The planes left Ramstein Air Base in Germany, and RAF Mildenhall, England, and will be used to transport about 1,200 Rwandan soldiers to the western Sudanese region over the next several weeks, U.S. European Command spokeswoman Army Maj. Holly Silkman said Saturday.

On Thursday, a Ramstein-based C-17 Globemaster III cargo aircraft left for Kigali, which has been set up as the logistics hub in the region for troops and humanitarian aid supplies, Silkman said.

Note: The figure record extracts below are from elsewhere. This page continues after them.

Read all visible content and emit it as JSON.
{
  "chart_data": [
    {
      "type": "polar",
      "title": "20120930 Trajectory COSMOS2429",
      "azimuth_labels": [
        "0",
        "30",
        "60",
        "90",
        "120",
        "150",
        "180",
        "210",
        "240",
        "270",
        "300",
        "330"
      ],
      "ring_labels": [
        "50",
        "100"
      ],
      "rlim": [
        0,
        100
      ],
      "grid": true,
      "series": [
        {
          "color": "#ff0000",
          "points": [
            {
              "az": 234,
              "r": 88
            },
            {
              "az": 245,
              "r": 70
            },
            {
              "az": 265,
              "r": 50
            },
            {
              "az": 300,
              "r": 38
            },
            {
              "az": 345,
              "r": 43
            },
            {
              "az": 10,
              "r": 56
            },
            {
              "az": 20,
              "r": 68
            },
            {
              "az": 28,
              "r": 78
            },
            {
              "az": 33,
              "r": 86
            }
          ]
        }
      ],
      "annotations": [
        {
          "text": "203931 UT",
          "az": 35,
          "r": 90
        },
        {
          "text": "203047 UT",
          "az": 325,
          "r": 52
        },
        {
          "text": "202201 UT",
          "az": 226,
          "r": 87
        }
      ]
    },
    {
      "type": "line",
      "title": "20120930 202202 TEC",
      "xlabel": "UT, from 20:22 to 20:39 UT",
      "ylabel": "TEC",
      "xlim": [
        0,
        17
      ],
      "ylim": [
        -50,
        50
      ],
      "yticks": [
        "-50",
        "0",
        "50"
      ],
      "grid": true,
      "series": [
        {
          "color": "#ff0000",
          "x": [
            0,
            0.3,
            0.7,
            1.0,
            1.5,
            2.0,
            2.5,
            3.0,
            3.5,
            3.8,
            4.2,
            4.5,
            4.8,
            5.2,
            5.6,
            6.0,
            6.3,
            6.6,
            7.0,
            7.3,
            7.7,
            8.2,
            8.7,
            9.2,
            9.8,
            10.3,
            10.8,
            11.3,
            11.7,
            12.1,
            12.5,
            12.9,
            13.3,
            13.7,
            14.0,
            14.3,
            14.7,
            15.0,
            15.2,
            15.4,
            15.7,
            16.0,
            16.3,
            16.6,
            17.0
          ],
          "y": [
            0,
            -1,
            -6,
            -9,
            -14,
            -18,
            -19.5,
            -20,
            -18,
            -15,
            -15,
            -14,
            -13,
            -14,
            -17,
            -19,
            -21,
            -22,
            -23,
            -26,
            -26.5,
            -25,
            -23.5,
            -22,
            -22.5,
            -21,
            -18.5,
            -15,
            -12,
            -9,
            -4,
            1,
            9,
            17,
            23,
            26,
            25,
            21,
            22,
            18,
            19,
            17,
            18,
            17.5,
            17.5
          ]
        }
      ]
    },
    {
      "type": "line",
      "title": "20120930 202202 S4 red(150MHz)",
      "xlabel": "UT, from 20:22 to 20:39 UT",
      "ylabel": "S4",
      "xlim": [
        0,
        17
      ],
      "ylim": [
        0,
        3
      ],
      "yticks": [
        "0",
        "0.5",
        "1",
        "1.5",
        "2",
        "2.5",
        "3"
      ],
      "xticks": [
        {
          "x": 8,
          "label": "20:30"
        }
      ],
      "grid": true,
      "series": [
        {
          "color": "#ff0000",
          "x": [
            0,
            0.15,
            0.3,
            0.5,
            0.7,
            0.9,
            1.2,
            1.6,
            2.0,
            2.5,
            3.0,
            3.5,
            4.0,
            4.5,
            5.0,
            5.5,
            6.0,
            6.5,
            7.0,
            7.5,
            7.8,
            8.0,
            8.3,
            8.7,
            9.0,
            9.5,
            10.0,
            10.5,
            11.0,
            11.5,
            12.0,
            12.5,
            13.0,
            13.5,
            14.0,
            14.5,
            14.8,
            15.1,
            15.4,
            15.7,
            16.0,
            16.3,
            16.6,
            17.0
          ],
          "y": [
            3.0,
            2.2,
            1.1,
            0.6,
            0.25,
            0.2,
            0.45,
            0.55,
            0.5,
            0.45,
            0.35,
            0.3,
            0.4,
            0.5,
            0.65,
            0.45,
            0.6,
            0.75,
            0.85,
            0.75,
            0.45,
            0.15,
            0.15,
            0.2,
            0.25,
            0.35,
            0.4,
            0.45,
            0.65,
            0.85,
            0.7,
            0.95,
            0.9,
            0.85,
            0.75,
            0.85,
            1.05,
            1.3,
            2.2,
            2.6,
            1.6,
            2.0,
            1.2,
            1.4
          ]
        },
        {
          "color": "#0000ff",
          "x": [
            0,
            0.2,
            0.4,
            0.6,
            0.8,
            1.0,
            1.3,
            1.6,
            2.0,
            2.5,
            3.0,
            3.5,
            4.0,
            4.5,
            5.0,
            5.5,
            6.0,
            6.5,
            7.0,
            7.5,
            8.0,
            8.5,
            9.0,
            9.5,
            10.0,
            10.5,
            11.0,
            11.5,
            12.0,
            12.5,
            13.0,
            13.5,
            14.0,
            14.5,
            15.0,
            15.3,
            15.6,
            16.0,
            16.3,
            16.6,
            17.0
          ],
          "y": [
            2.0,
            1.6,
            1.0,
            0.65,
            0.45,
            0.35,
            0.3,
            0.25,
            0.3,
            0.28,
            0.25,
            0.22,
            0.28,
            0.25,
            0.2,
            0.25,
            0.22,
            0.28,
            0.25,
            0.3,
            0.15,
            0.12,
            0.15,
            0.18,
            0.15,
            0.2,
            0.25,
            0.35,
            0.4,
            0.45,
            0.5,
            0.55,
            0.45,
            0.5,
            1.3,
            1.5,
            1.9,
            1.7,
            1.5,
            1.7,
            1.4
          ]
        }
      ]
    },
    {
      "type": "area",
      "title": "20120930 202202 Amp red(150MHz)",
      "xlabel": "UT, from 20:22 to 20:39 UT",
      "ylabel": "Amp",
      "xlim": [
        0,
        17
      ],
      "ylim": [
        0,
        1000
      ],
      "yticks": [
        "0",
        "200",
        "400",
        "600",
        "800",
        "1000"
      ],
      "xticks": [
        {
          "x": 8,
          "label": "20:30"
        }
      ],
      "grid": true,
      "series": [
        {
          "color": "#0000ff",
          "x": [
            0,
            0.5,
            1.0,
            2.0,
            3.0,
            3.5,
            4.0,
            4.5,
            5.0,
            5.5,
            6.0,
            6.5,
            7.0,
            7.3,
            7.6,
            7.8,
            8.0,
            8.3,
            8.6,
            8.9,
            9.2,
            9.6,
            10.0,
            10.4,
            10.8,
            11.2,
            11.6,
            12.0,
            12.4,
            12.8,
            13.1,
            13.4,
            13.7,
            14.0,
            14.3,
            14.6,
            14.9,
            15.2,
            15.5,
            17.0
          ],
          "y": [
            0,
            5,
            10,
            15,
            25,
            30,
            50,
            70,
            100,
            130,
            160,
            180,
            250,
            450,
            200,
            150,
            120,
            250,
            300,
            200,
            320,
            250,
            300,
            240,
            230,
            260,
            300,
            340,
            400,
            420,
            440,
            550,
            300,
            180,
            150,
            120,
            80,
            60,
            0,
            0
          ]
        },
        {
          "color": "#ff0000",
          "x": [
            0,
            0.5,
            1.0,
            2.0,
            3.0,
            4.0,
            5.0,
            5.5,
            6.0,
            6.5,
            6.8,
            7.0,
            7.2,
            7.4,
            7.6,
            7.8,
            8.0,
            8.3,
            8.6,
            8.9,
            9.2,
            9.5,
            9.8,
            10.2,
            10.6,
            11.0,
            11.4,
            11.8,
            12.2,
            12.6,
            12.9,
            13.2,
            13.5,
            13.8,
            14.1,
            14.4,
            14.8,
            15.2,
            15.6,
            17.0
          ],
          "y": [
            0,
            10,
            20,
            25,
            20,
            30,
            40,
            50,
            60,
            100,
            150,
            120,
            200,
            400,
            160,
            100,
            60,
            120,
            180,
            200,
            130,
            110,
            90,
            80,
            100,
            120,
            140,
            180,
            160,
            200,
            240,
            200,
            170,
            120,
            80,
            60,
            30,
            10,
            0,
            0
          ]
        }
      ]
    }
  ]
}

The mission, the second for U.S. forces since October, is part of EUCOM’s contribution to NATO’s response to support the African Union’s mission in Darfur. The region has experienced of one of the world’s worst humanitarian crises over the past two years. More than 2 million people have been displaced and at least 180,000 have died in what the U.S. government has described as genocide.

On June 9, NATO Secretary-General Jaap de Hoop Scheffer announced that the alliance would help the African Union expand its peacekeeping force in Darfur from about 3,300 troops to about 7,700 troops in the coming months.

“NATO requested EUCOM’s assistance and we said ‘of course,’” Silkman said.

The U.S. military has allocated about $20.5 million for logistical assistance to support the peacekeeping mission, she said.

The Darfur mission is part of a NATO, European Union and African Union effort to quell the unrest and provide humanitarian aid.

The French have set up a refueling point in Abeche, Chad, and are providing fuel for the missions, Silkman said.

“And, should we require it … they will provide reconnaissance and recovery personnel and assets,” Silkman said.

The ferrying of the Rwandan troops from Kigali to Al Fashir, Sudan, should take about two weeks, though troops are prepared to be deployed as long as 30 days, Silkman said.

In October, about 120 U.S. Air Forces in Europe airmen and two C-130 aircraft from Ramstein deployed to Africa to conduct a similar mission. By mission’s end, the C-130s had carried about 352 African Union troops and 118,000 pounds of cargo, according to a EUCOM press release.

Rwanda, Nigeria and Senegal all have provided troops to help quell the unrest in the Darfur region, with the latter of the three countries providing its own airlift.